Überall weltweite Eindeutigkeit bei IPv6, aber wie dauerhaft?

Zunächst ist der wichtige Umstand festzuhalten, dass eine IPv6-Adresse zweifach weltweit eindeutig werden kann und meistens auch wird. Zum einen geschieht dies zwingend im Präfix, also grob in den ersten 64 Bit der Adresse, welche dem Kunden vom Internetprovider zugewiesen werden. Dies ist erforderlich, um Datenverkehr dem entsprechenden Internetanschluss zuführen zu können. Zum anderen wird oft noch einmal der Interface Identifier, also die letzten 64 Bit der Adresse, die vom Kunden eines Providers eigentlich völlig frei für jeden Rechner gewählt werden könnten, weltweit eindeutig. Die 128 Bit lange IPv6-Adresse besteht aus Präfix und Interface Identifier und jede einzelne Information lässt für sich recht sicher auf einen Teilnehmeranschluss oder gar Teilnehmer schließen. Wenn auch nur eine dieser Informationen sich nicht regelmäßig ändert, hat man also ein eindeutiges Indentifizierungsmerkmal.
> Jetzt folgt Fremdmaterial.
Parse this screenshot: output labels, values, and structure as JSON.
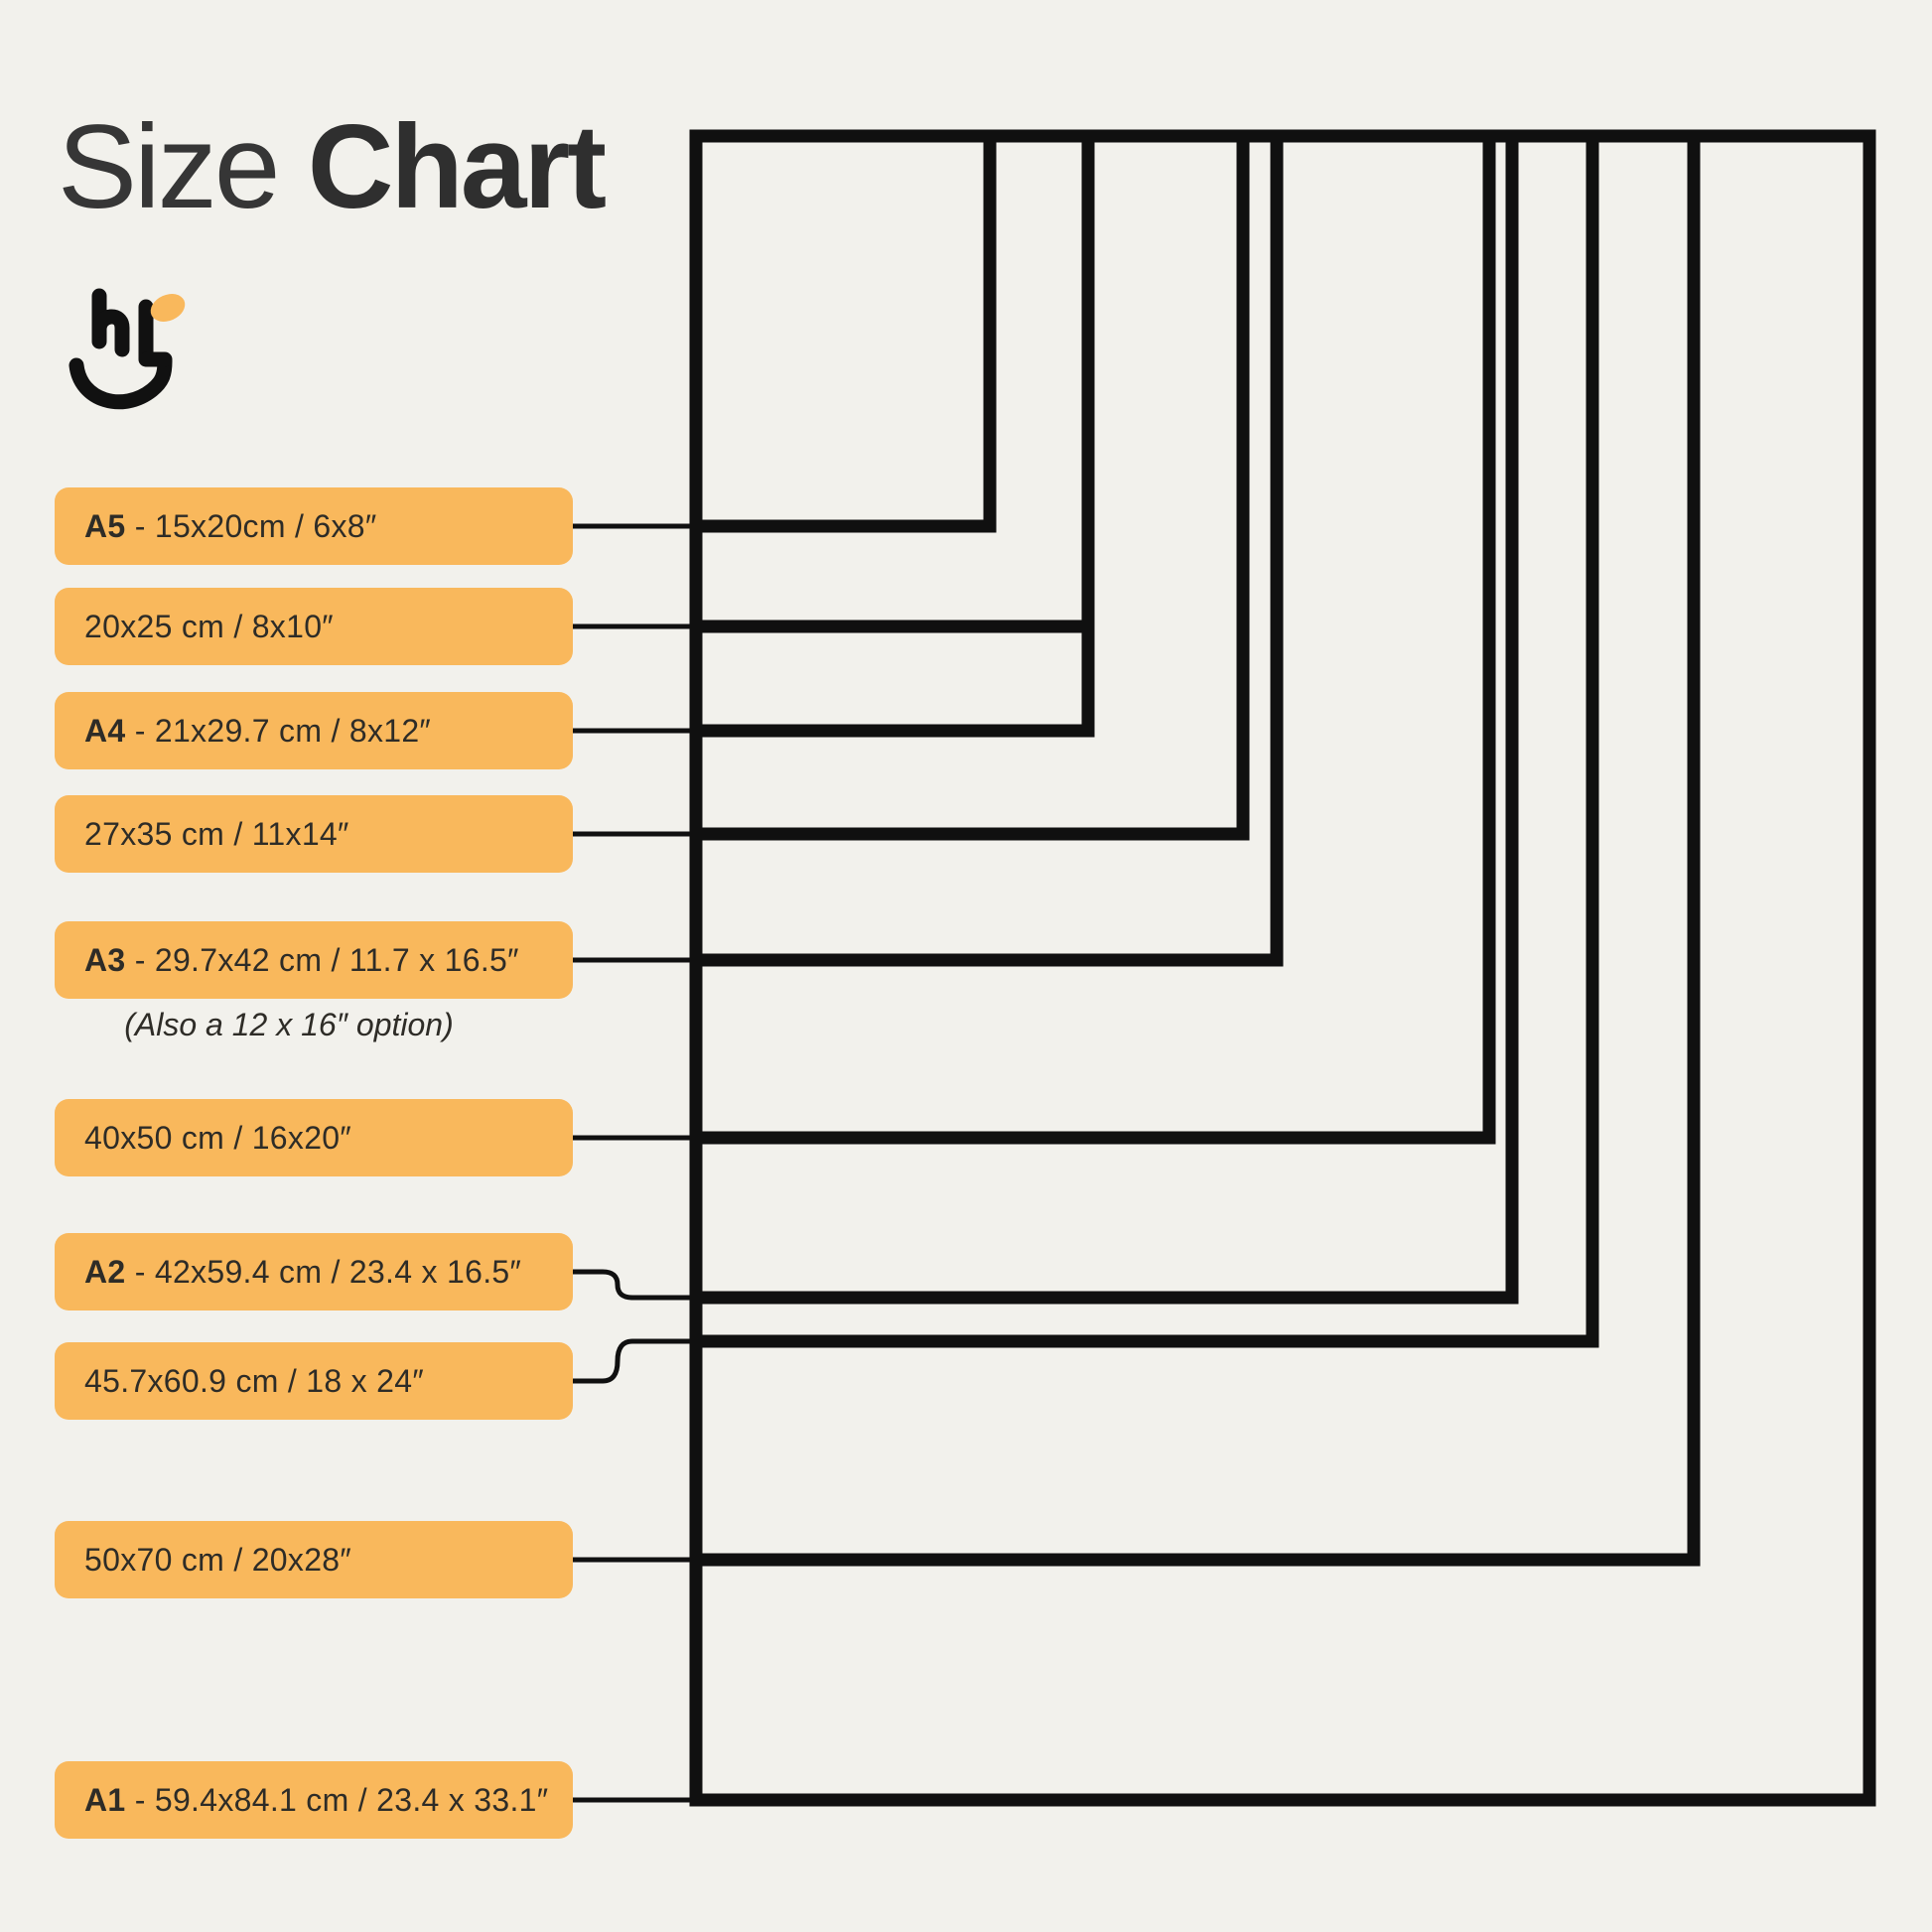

Bei der Wahl des Interface Identifiers ergibt sich ein Dilemma: Wählen wir ihn sehr zufällig, wie z.B. 21a4:73f6:8e25:7515, wird er weltweit eindeutig, und wählen wir ihn zu einfach, wie z. B. 0:0:0:10, kann er leicht erraten werden. Denn ein Aspekt kommt noch hinzu: Der erste Schritt eines Angriffs von außen auf ein Netz ist meistens ein Sweep-Scan, das heißt, der Angreifer versucht festzustellen welche  IP-Adressen irgendeine Antwort liefern, sei es auf Echo-Anfragen oder Portscans. Das ist für Netzgrößen von wenigen hundert Adressen, wie sie bei IPv4 üblich sind, in wenigen Minuten geschehen, und so ist es Realität, dass auf jedem mittels IPv4 an das Internet angeschlossenen Rechner pro Minute einige solcher ungebetenen Pakete ankommen, die versuchen Schwachstellen zu finden. Dagegen können bei IPv6 unmöglich alle 2 hoch 64 Adressen, die durch unterschiedliche Wahl des Interface Identifiers möglich sind, von einem Angreifer via Sweep-Scan durchprobiert werden. Ein Rechner sollte sich bei IPv6 also in der irrsinnigen Menge möglicher Adressen verstecken, die jedem Heimanschluss zur Verfügung stehen. In der Praxis erzeugen viele IPv6-Implementierungen den Interface Identifier immer wieder gleich und quasi weltweit eindeutig aus der Hardwareadresse (MAC-Adresse) der Netzwerkkarte.

Der Status quo: Überwachbarkeit von IPv4

Doch wie steht es eigentlich um die Überwachbarkeit von IPv4? Der Stand heute ist, dass ein Internetprovider technisch natürlich den Datenverkehr mit Quell- und Zieladresse mitlesen kann. Sicherheitsbehörden kann problemlos die Möglichkeit zur Überwachung von IPv4-Anschlüssen und Zugriff auf die Historie der IPv4-Adressen, die dafür vergeben wurden, gewährt werden. Die gute alte Fangschaltung, wie sie noch in einigen Krimis immer mal wieder bemüht wird, benötigt man nicht mehr.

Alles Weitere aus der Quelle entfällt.